Kulkarni P, Matson A, Bright J, Pearson J, Carli F
Department of Anaesthetics, Northwick Park Hospital and Clinical Research Centre, Harrow, Middlesex.
Br J Anaesth. 1993 Feb;70(2):216-8. doi: 10.1093/bja/70.2.216.
We have studied the efficiency of an oesophageal warming device in the prevention of perioperative hypothermia in 22 patients undergoing total hip replacement. Aural canal and skin temperatures (15 sites) were measured before induction of anaesthesia, at the end of surgery and 1 h after recovery and mean body heat was calculated to quantify heat distribution. Core temperature decreased significantly in both groups at the end of surgery, by a mean of 1.8 degrees C in the control group and 1.3 degrees C in the oesophageal heat exchanger (treated) group (P = 0.09). In contrast, mean skin temperature at the end of surgery increased by a median value of 0.26 degrees C in the treated group and decreased by 1.02 degrees C in the control group (P = 0.03). Both groups of patients lost body heat to the same extent (P = 0.34). Thus the oesophageal heat exchanger was ineffective in preventing perioperative hypothermia in a group of patients undergoing total hip replacement.
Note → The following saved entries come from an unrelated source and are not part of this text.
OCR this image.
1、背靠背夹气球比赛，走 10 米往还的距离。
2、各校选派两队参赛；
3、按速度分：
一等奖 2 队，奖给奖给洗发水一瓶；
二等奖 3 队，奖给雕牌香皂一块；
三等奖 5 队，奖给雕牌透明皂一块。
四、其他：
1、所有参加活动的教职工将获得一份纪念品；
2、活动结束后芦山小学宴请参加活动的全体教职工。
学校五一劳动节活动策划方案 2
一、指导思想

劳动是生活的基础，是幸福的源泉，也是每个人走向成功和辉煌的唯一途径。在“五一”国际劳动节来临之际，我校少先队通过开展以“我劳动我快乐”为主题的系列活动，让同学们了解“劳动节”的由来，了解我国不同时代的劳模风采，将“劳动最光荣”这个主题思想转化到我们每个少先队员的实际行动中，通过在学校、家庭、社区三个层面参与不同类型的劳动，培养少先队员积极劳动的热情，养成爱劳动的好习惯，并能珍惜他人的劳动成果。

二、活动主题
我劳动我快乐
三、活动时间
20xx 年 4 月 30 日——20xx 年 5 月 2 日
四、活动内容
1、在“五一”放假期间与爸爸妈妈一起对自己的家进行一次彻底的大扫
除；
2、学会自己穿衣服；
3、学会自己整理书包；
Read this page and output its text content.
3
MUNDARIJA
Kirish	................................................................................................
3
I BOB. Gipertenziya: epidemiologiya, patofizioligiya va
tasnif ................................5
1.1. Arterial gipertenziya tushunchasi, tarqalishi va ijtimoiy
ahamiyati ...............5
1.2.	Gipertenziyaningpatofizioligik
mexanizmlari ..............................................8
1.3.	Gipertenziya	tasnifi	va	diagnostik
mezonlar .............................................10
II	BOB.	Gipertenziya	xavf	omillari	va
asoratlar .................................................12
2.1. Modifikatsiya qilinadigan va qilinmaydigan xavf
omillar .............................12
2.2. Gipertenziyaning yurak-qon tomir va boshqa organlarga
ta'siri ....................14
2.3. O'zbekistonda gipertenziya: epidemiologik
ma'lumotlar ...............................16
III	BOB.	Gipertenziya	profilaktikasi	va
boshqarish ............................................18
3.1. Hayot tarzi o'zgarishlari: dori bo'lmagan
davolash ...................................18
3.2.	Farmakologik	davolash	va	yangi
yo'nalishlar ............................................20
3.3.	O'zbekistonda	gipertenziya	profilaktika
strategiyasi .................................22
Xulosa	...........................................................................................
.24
我们研究了一种食管加温装置在预防22例接受全髋关节置换术患者围手术期体温过低方面的效果。在麻醉诱导前、手术结束时及恢复后1小时测量耳道和皮肤温度(15个部位),并计算平均体热以量化热量分布。两组患者在手术结束时核心温度均显著下降,对照组平均下降1.8摄氏度,食管热交换器(治疗)组平均下降1.3摄氏度(P = 0.09)。相比之下,手术结束时治疗组平均皮肤温度中位数升高0.26摄氏度,而对照组下降1.02摄氏度(P = 0.03)。两组患者散失的体热程度相同(P = 0.34)。因此,在一组接受全髋关节置换术的患者中,食管热交换器在预防围手术期体温过低方面无效。